Just to make sure: the changes will only take effect after a reboot!

Yes, we are weighing options for https://github.com/opnsense/core/issues/5727 at the moment. My favourite approach would be to move /var MFS to only use /var/log MFS with an upper cap of 50% RAM, maybe adjustable.

For things not /var/log we've since moved on and are not as picky about reducing write cycles anymore (configuration files into /usr/local/etc instead /var/etc for example).

How does that sound?


Cheers,
Franco

i'm not a specialist, but i think having a size limit for log files would for sure be useful...and if the limit is reached, old logs are deleted.

i also think that data that are written very often and do not need to be persistent should use the ramdisk instead of the ssd, to avoid that the ssd gets killed over time by writing too often, and exessively wearing it.
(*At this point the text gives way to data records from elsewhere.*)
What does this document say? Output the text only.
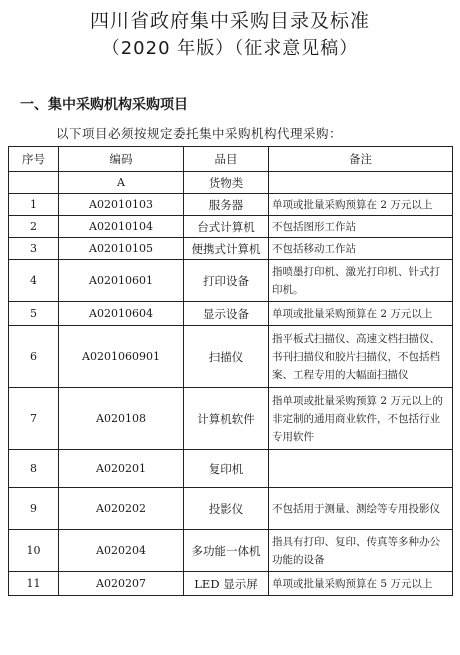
四川省政府集中采购目录及标准
（2020 年版）（征求意见稿）
一、集中采购机构采购项目
以下项目必须按规定委托集中采购机构代理采购：
序号	编码	品目	备注
	A	货物类	
1	A02010103	服务器	单项或批量采购预算在 2 万元以上
2	A02010104	台式计算机	不包括图形工作站
3	A02010105	便携式计算机	不包括移动工作站
4	A02010601	打印设备	指喷墨打印机、激光打印机、针式打印机。
5	A02010604	显示设备	单项或批量采购预算在 2 万元以上
6	A0201060901	扫描仪	指平板式扫描仪、高速文档扫描仪、书刊扫描仪和胶片扫描仪，不包括档案、工程专用的大幅面扫描仪
7	A020108	计算机软件	指单项或批量采购预算 2 万元以上的非定制的通用商业软件，不包括行业专用软件
8	A020201	复印机	
9	A020202	投影仪	不包括用于测量、测绘等专用投影仪
10	A020204	多功能一体机	指具有打印、复印、传真等多种办公功能的设备
11	A020207	LED 显示屏	单项或批量采购预算在 5 万元以上
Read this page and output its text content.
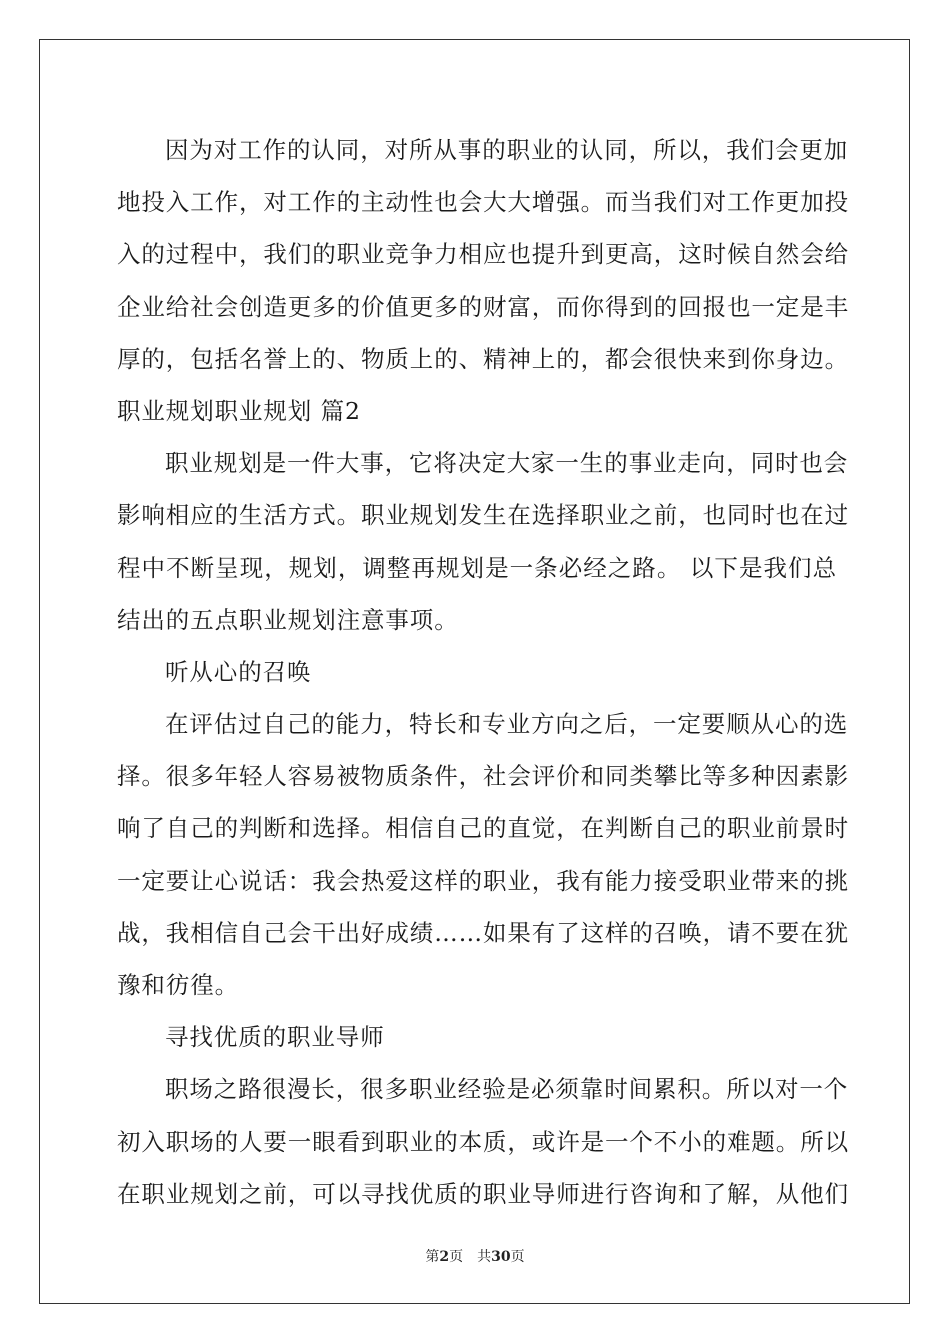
因为对工作的认同，对所从事的职业的认同，所以，我们会更加
地投入工作，对工作的主动性也会大大增强。而当我们对工作更加投
入的过程中，我们的职业竞争力相应也提升到更高，这时候自然会给
企业给社会创造更多的价值更多的财富，而你得到的回报也一定是丰
厚的，包括名誉上的、物质上的、精神上的，都会很快来到你身边。
职业规划职业规划 篇2
职业规划是一件大事，它将决定大家一生的事业走向，同时也会
影响相应的生活方式。职业规划发生在选择职业之前，也同时也在过
程中不断呈现，规划，调整再规划是一条必经之路。 以下是我们总
结出的五点职业规划注意事项。
听从心的召唤
在评估过自己的能力，特长和专业方向之后，一定要顺从心的选
择。很多年轻人容易被物质条件，社会评价和同类攀比等多种因素影
响了自己的判断和选择。相信自己的直觉，在判断自己的职业前景时
一定要让心说话：我会热爱这样的职业，我有能力接受职业带来的挑
战，我相信自己会干出好成绩……如果有了这样的召唤，请不要在犹
豫和彷徨。
寻找优质的职业导师
职场之路很漫长，很多职业经验是必须靠时间累积。所以对一个
初入职场的人要一眼看到职业的本质，或许是一个不小的难题。所以
在职业规划之前，可以寻找优质的职业导师进行咨询和了解，从他们
第2页 共30页
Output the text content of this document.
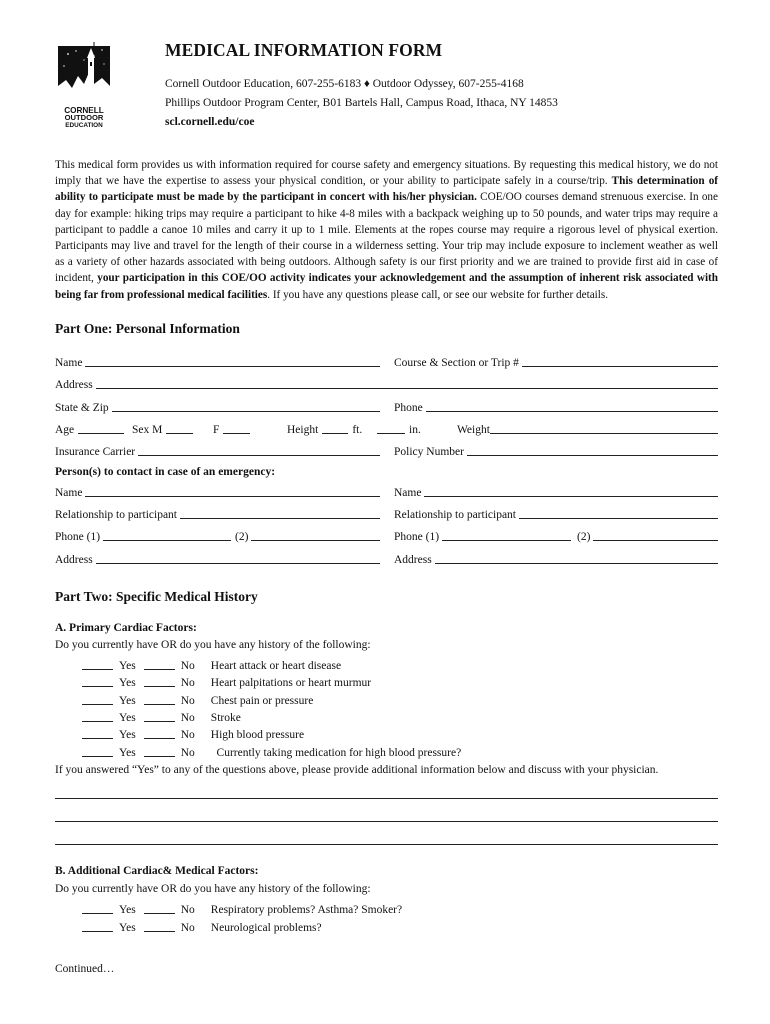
CORNELL
OUTDOOR
EDUCATION
MEDICAL INFORMATION FORM
Cornell Outdoor Education, 607-255-6183 ♦ Outdoor Odyssey, 607-255-4168
Phillips Outdoor Program Center, B01 Bartels Hall, Campus Road, Ithaca, NY 14853
scl.cornell.edu/coe
This medical form provides us with information required for course safety and emergency situations. By requesting this medical history, we do not imply that we have the expertise to assess your physical condition, or your ability to participate safely in a course/trip. This determination of ability to participate must be made by the participant in concert with his/her physician. COE/OO courses demand strenuous exercise. In one day for example: hiking trips may require a participant to hike 4-8 miles with a backpack weighing up to 50 pounds, and water trips may require a participant to paddle a canoe 10 miles and carry it up to 1 mile. Elements at the ropes course may require a rigorous level of physical exertion. Participants may live and travel for the length of their course in a wilderness setting. Your trip may include exposure to inclement weather as well as a variety of other hazards associated with being outdoors. Although safety is our first priority and we are trained to provide first aid in case of incident, your participation in this COE/OO activity indicates your acknowledgement and the assumption of inherent risk associated with being far from professional medical facilities. If you have any questions please call, or see our website for further details.
Part One: Personal Information
Name	Course & Section or Trip #
Address
State & Zip	Phone
Age	Sex M	F	Height	ft.	in.	Weight
Insurance Carrier	Policy Number
Person(s) to contact in case of an emergency:
Name	Name
Relationship to participant	Relationship to participant
Phone (1)	(2)	Phone (1)	(2)
Address	Address
Part Two: Specific Medical History
A. Primary Cardiac Factors:
Do you currently have OR do you have any history of the following:
Yes	No Heart attack or heart disease
Yes	No Heart palpitations or heart murmur
Yes	No Chest pain or pressure
Yes	No Stroke
Yes	No High blood pressure
Yes	No Currently taking medication for high blood pressure?
If you answered “Yes” to any of the questions above, please provide additional information below and discuss with your physician.
B. Additional Cardiac& Medical Factors:
Do you currently have OR do you have any history of the following:
Yes	No Respiratory problems? Asthma? Smoker?
Yes	No Neurological problems?
Continued…
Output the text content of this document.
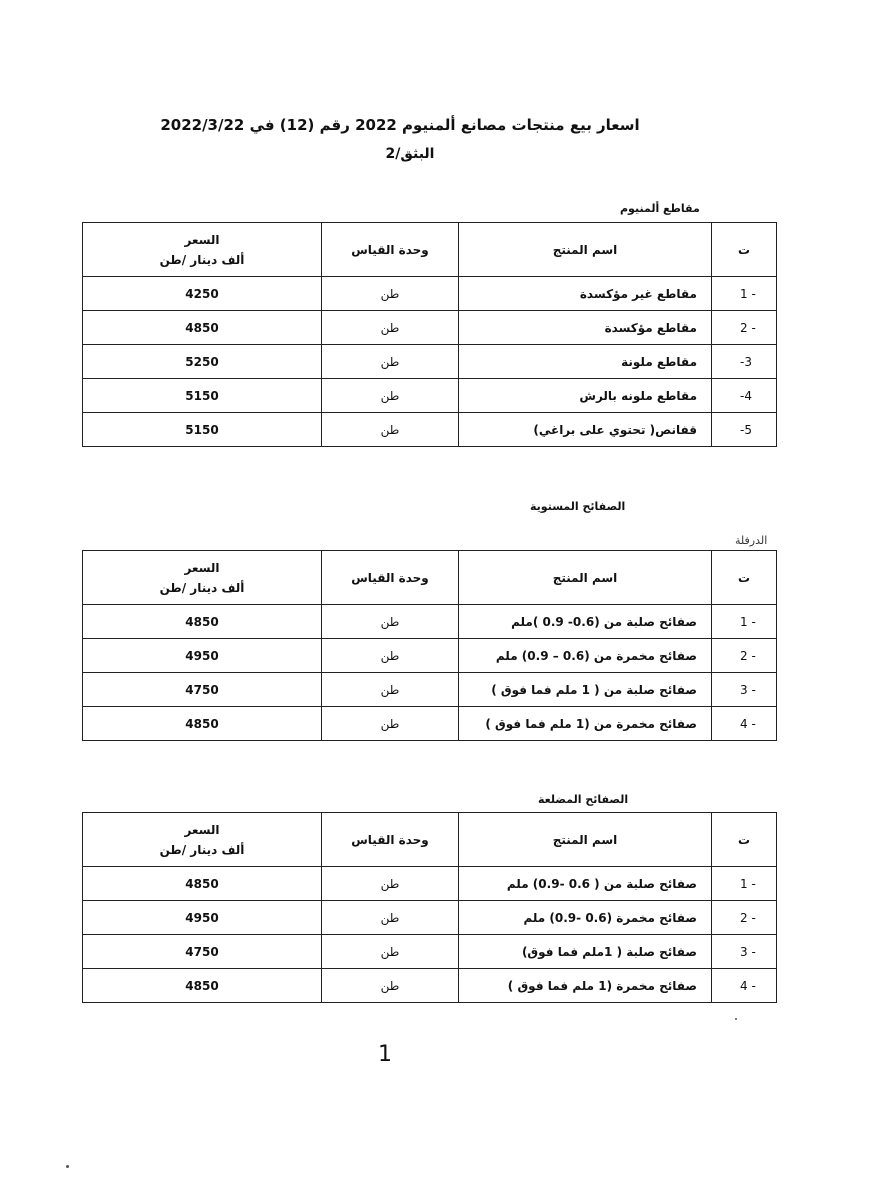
اسعار بيع منتجات مصانع ألمنيوم 2022 رقم (12) في 2022/3/22
البثق/2
مقاطع ألمنيوم
السعر
ألف دينار /طن	وحدة القياس	اسم المنتج	ت
4250	طن	مقاطع غير مؤكسدة	1 -
4850	طن	مقاطع مؤكسدة	2 -
5250	طن	مقاطع ملونة	-3
5150	طن	مقاطع ملونه بالرش	-4
5150	طن	قفانص( تحتوي على براغي)	-5
الصفائح المستوية
الدرفلة
السعر
ألف دينار /طن	وحدة القياس	اسم المنتج	ت
4850	طن	صفائح صلبة من (0.6- 0.9 )ملم	1 -
4950	طن	صفائح مخمرة من (0.6 – 0.9) ملم	2 -
4750	طن	صفائح صلبة من ( 1 ملم فما فوق )	3 -
4850	طن	صفائح مخمرة من (1 ملم فما فوق )	4 -
الصفائح المضلعة
السعر
ألف دينار /طن	وحدة القياس	اسم المنتج	ت
4850	طن	صفائح صلبة من ( 0.6 -0.9) ملم	1 -
4950	طن	صفائح مخمرة (0.6 -0.9) ملم	2 -
4750	طن	صفائح صلبة ( 1ملم فما فوق)	3 -
4850	طن	صفائح مخمرة (1 ملم فما فوق )	4 -
1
Well, first thing that's not what I said and secondly sure but as I said avoiding write cycles on anything other than logs seems a lot lower nowadays measured against our frequent package updates.


Cheers,
Franco

yes, but limiting /var/log on MFS to 50% or RAM is in the end the same as limiting the max size of the log folder, just in a more dynamic way. istn't it?

and as i understand your statement, the only thing that is written frequently is the logs. so this should be still written to ramdisk while all other data should go to ssd. right?